Las provincias beneficiadas son Corrientes, Santa Fe, Córdoba, San Luis, Mendoza, Río Negro, Neuquén, San Juan y Santa Cruz. Se trata de distritos cuyos gobernadores (Juan Pablo Valdés, Maximiliano Pullaro, Martín Llaryora, Claudio Poggi, Alfredo Cornejo, Alberto Weretilneck, Rolando Figueroa, Marcelo Orrego y Claudio Vidal, respectivamente) mantienen vínculos políticos cercanos con el Ejecutivo Nacional y fueron claves en diversas votaciones legislativas del oficialismo.
La norma establece que las provincias podrán asumir la administración, reparación, ampliación, conservación y mantenimiento de tramos viales federales. Sin embargo, ello no implica la transferencia del dominio público ni de la jurisdicción federal sobre los tramos involucrados.
El decreto se fundamenta en el artículo 1° de la Ley N° 17.520, que faculta al Poder Ejecutivo a delegar sus competencias concesionales en las jurisdicciones que estime convenientes. La delegación tiene carácter funcional, limitado, temporal y revocable.

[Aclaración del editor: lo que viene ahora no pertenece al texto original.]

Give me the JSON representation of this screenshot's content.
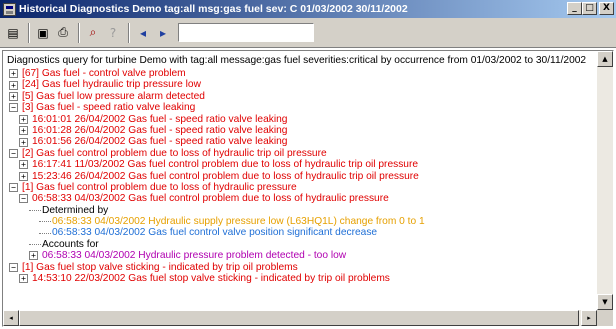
{
  "window": {
    "title": "Historical Diagnostics  Demo tag:all msg:gas fuel sev: C 01/03/2002 30/11/2002",
    "minimize": "_",
    "restore": "□",
    "close": "X"
  },
  "toolbar": {
    "buttons": [
      {
        "icon": "properties-icon",
        "glyph": "▤"
      },
      {
        "icon": "save-icon",
        "glyph": "▣"
      },
      {
        "icon": "print-icon",
        "glyph": "⎙"
      },
      {
        "icon": "find-icon",
        "glyph": "⌕"
      },
      {
        "icon": "help-icon",
        "glyph": "?"
      },
      {
        "icon": "previous-icon",
        "glyph": "◂"
      },
      {
        "icon": "next-icon",
        "glyph": "▸"
      }
    ],
    "search_value": ""
  },
  "tree": {
    "header": "Diagnostics query for turbine Demo with tag:all message:gas fuel severities:critical by occurrence from 01/03/2002 to 30/11/2002",
    "rows": [
      {
        "text": "[67] Gas fuel - control valve problem",
        "level": 1,
        "expander": "+",
        "color": "red"
      },
      {
        "text": "[24] Gas fuel hydraulic trip pressure low",
        "level": 1,
        "expander": "+",
        "color": "red"
      },
      {
        "text": "[5] Gas fuel low pressure alarm detected",
        "level": 1,
        "expander": "+",
        "color": "red"
      },
      {
        "text": "[3] Gas fuel - speed ratio valve leaking",
        "level": 1,
        "expander": "−",
        "color": "red"
      },
      {
        "text": "16:01:01 26/04/2002 Gas fuel - speed ratio valve leaking",
        "level": 2,
        "expander": "+",
        "color": "red"
      },
      {
        "text": "16:01:28 26/04/2002 Gas fuel - speed ratio valve leaking",
        "level": 2,
        "expander": "+",
        "color": "red"
      },
      {
        "text": "16:01:56 26/04/2002 Gas fuel - speed ratio valve leaking",
        "level": 2,
        "expander": "+",
        "color": "red"
      },
      {
        "text": "[2] Gas fuel control problem due to loss of hydraulic trip oil pressure",
        "level": 1,
        "expander": "−",
        "color": "red"
      },
      {
        "text": "16:17:41 11/03/2002 Gas fuel control problem due to loss of hydraulic trip oil pressure",
        "level": 2,
        "expander": "+",
        "color": "red"
      },
      {
        "text": "15:23:46 26/04/2002 Gas fuel control problem due to loss of hydraulic trip oil pressure",
        "level": 2,
        "expander": "+",
        "color": "red"
      },
      {
        "text": "[1] Gas fuel control problem due to loss of hydraulic pressure",
        "level": 1,
        "expander": "−",
        "color": "red"
      },
      {
        "text": "06:58:33 04/03/2002 Gas fuel control problem due to loss of hydraulic pressure",
        "level": 2,
        "expander": "−",
        "color": "red"
      },
      {
        "text": "Determined by",
        "level": 3,
        "expander": "",
        "color": "black"
      },
      {
        "text": "06:58:33 04/03/2002 Hydraulic supply pressure low (L63HQ1L) change from 0 to 1",
        "level": 4,
        "expander": "",
        "color": "orange"
      },
      {
        "text": "06:58:33 04/03/2002 Gas fuel control valve position significant decrease",
        "level": 4,
        "expander": "",
        "color": "blue"
      },
      {
        "text": "Accounts for",
        "level": 3,
        "expander": "",
        "color": "black"
      },
      {
        "text": "06:58:33 04/03/2002 Hydraulic pressure problem detected - too low",
        "level": 3,
        "expander": "+",
        "color": "purple"
      },
      {
        "text": "[1] Gas fuel stop valve sticking - indicated by trip oil problems",
        "level": 1,
        "expander": "−",
        "color": "red"
      },
      {
        "text": "14:53:10 22/03/2002 Gas fuel stop valve sticking - indicated by trip oil problems",
        "level": 2,
        "expander": "+",
        "color": "red"
      }
    ]
  },
  "scrollbars": {
    "up": "▲",
    "down": "▼",
    "left": "◂",
    "right": "▸"
  }
}
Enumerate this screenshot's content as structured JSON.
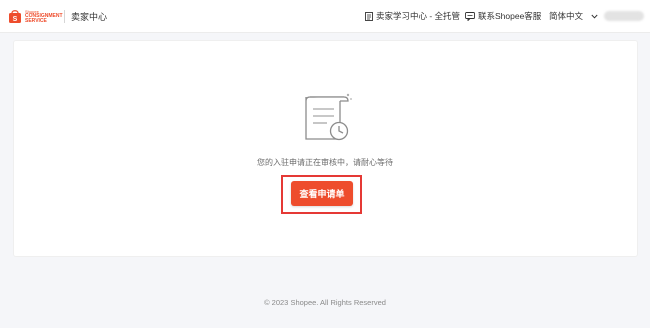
{
  "header": {
    "logo": {
      "line1": "Shopee",
      "line2": "CONSIGNMENT",
      "line3": "SERVICE"
    },
    "title": "卖家中心",
    "learning_center": "卖家学习中心 - 全托管",
    "contact": "联系Shopee客服",
    "language": "简体中文"
  },
  "main": {
    "status_message": "您的入驻申请正在审核中，请耐心等待",
    "view_application_button": "查看申请单"
  },
  "footer": {
    "copyright": "© 2023 Shopee. All Rights Reserved"
  },
  "colors": {
    "brand": "#ee4d2d",
    "highlight": "#e53935",
    "background": "#f5f6f9"
  }
}
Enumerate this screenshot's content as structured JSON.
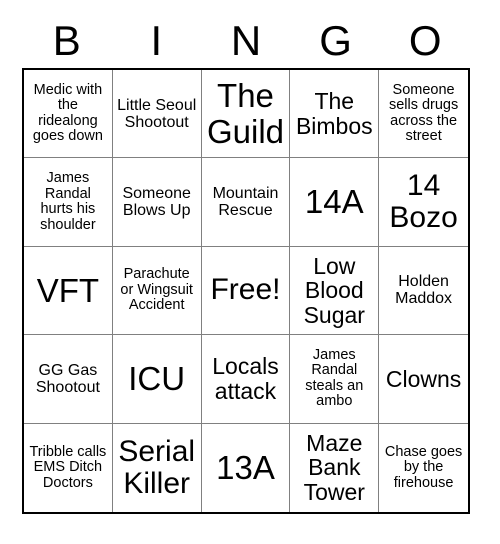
{
  "header": {
    "letters": [
      "B",
      "I",
      "N",
      "G",
      "O"
    ]
  },
  "grid": {
    "columns": 5,
    "rows": 5,
    "cells": [
      {
        "text": "Medic with the ridealong goes down",
        "size": "xs"
      },
      {
        "text": "Little Seoul Shootout",
        "size": "sm"
      },
      {
        "text": "The Guild",
        "size": "xl"
      },
      {
        "text": "The Bimbos",
        "size": "md"
      },
      {
        "text": "Someone sells drugs across the street",
        "size": "xs"
      },
      {
        "text": "James Randal hurts his shoulder",
        "size": "xs"
      },
      {
        "text": "Someone Blows Up",
        "size": "sm"
      },
      {
        "text": "Mountain Rescue",
        "size": "sm"
      },
      {
        "text": "14A",
        "size": "xl"
      },
      {
        "text": "14 Bozo",
        "size": "lg"
      },
      {
        "text": "VFT",
        "size": "xl"
      },
      {
        "text": "Parachute or Wingsuit Accident",
        "size": "xs"
      },
      {
        "text": "Free!",
        "size": "lg"
      },
      {
        "text": "Low Blood Sugar",
        "size": "md"
      },
      {
        "text": "Holden Maddox",
        "size": "sm"
      },
      {
        "text": "GG Gas Shootout",
        "size": "sm"
      },
      {
        "text": "ICU",
        "size": "xl"
      },
      {
        "text": "Locals attack",
        "size": "md"
      },
      {
        "text": "James Randal steals an ambo",
        "size": "xs"
      },
      {
        "text": "Clowns",
        "size": "md"
      },
      {
        "text": "Tribble calls EMS Ditch Doctors",
        "size": "xs"
      },
      {
        "text": "Serial Killer",
        "size": "lg"
      },
      {
        "text": "13A",
        "size": "xl"
      },
      {
        "text": "Maze Bank Tower",
        "size": "md"
      },
      {
        "text": "Chase goes by the firehouse",
        "size": "xs"
      }
    ]
  },
  "colors": {
    "background": "#ffffff",
    "text": "#000000",
    "outer_border": "#000000",
    "grid_line": "#808080"
  }
}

Para ejercer las nuevas atribuciones, cada provincia deberá suscribir un convenio con la Dirección Nacional de Vialidad (DNV). Ese acuerdo deberá identificar los tramos a gestionar, los plazos de ejercicio, el régimen de supervisión y auditoría, y la obligación de mantener indemne al Estado Nacional ante cualquier reclamo.

Los convenios deberán incluir:
- El plan de obras y su cronograma.
- La justificación técnica.
- La fuente de financiamiento.
- El detalle del peaje máximo y el plazo de concesión proyectados.
La DNV evaluará la viabilidad técnica y económica de cada propuesta antes de su aprobación.
Una vez que la Secretaría de Transporte del Ministerio de Economía apruebe el convenio, la provincia tendrá un plazo máximo de un año para iniciar el procedimiento de selección de concesionarios. Tras la adjudicación, dispondrá de 90 días hábiles para suscribir el contrato y otorgar la posesión a la empresa concesionaria.
Si la provincia no convoca el proceso dentro del plazo previsto, la delegación sobre ese tramo decaerá automáticamente. Del mismo modo, si el contrato de concesión se extingue por cualquier causa, la gestión regresará al Estado Nacional.
El artículo 7° del decreto establece una limitación importante: los fondos recaudados por peaje solo podrán destinarse a la construcción o conservación del mismo tramo concesionado. No podrán usarse en obras de otros segmentos, aunque exista vinculación física o técnica entre ellos.
Vialidad Nacional supervisará y auditará los contratos
Un aspecto central del nuevo esquema es que la supervisión y auditoría de los contratos de concesión quedará exclusivamente bajo la órbita de la DNV. Así lo establece el artículo 6° del decreto, que designa a ese organismo como autoridad de aplicación en materia de contratos de concesiones viales.
En el ejercicio de esas tareas, la DNV deberá velar por el cumplimiento de las condiciones establecidas para las facultades y obligaciones delegadas a las provincias. Este mecanismo busca garantizar que la descentralización operativa no comprometa la integridad del sistema vial nacional.

El decreto prevé también que, si razones de interés público exigen que el Estado retome la gestión de un tramo, la autoridad de aplicación notificará a la provincia para que finalice la relación contractual con el concesionario o coordine su transferencia a la administración federal.
Las provincias y la Ciudad Autónoma de Buenos Aires que no figuran en el decreto original podrán solicitar facultades similares ante el Ministerio del Interior. Ese organismo evaluará cada caso según los criterios establecidos en la norma.
La iniciativa se encuadra en los lineamientos de la Ley de Bases N° 27.742, que promueve la reorganización y optimización del sector público y la articulación entre la Nación y las jurisdicciones locales para una gestión más eficiente de la infraestructura.